Type 2 diabetes linked to declined verbal skills in older adults
New research has found that, among older adults, type 2 diabetes could be tied to a decline in verbal memory and fluency over a span of five years.
According to Dr. Michele Callisaya, the lead researcher, and her colleagues from the University of Tasmania and Monash University in Australia, the study is the first to examine a reduction in both cognition and brain atrophy in patients with type 2 diabetes and without, in the same probe.
In prior studies, type 2 diabetes was linked to an increased risk of dementia in older adults.

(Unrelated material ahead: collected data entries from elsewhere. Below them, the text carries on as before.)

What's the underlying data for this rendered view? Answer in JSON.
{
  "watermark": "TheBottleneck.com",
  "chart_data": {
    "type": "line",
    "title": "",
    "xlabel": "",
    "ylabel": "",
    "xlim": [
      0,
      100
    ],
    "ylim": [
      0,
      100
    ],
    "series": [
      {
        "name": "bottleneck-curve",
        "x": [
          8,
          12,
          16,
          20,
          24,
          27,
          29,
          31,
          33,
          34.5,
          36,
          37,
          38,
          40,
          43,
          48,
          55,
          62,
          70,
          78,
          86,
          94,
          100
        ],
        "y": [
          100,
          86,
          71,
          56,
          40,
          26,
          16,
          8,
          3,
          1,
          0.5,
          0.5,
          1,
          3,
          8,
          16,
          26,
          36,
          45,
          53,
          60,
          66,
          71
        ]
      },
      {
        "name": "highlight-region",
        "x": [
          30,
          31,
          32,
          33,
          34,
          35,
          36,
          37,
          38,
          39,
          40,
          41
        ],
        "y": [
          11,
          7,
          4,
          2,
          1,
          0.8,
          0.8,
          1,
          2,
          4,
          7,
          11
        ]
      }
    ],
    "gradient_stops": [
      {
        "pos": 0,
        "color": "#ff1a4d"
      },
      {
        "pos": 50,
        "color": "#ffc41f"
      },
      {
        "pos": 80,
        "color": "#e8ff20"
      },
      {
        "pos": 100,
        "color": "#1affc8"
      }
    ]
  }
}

However, in contrast to past research, the new trial has shown a decrease in brain volume in older adults with type 2 diabetes and did not associate it with cognitive decline. Those with the condition had greater brain atrophy at the start of the study, compared to those without it.

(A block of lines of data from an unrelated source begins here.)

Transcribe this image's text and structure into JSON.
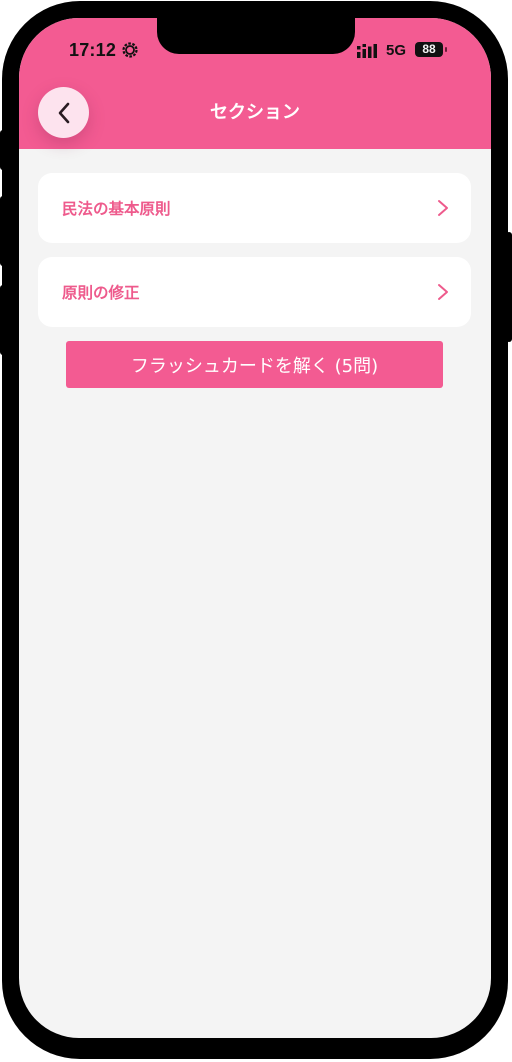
{
  "status_bar": {
    "time": "17:12",
    "network": "5G",
    "battery": "88",
    "icons": [
      "gear-icon",
      "signal-icon",
      "battery-icon"
    ]
  },
  "header": {
    "title": "セクション",
    "back_icon": "chevron-left-icon"
  },
  "sections": [
    {
      "label": "民法の基本原則"
    },
    {
      "label": "原則の修正"
    }
  ],
  "flashcard_button": {
    "label": "フラッシュカードを解く (5問)"
  },
  "colors": {
    "accent": "#f35b92",
    "section_text": "#ee5a8c",
    "background": "#f4f4f4",
    "back_button_bg": "#fde3ee"
  }
}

For the new study, 705 participants aged 50-90 were recruited from the Cognition and Diabetes in Older Tasmanians (CDOT) trial. 348 of participants met the criteria for type 2 diabetes, while 357 did not. All participants, over a period of four years, underwent brain MRI and neuropsychological tests to measure cognitive domains and brain atrophy.
The results, which took into account age, sex, education, and vascular risk factors, demonstrated a strong correlation between type 2 diabetes and a decline in both verbal memory and fluency. In those without the condition, verbal fluency increased each year, whereas diabetic patients saw a decline.
“Such accelerated cognitive decline may contribute to executive difficulties in everyday activities and health behaviors — such as medication compliance — which in turn may poorly influence future vascular health and cognitive decline, and possibly an earlier onset of dementia in those with type 2 diabetes,” researchers stated.
“In older community-dwelling people, type 2 diabetes is associated with a decline in verbal memory and fluency over approximately 5 years, but the effect of diabetes on brain atrophy may begin earlier, for example in midlife, given the evidence of greater brain atrophy in people with T2D at the start of the study.”
“If this is the case, both pharmacological and lifestyle interventions to prevent brain atrophy in people with T2D may need to commence before older age.”
The findings were published in the journal Diabetologia.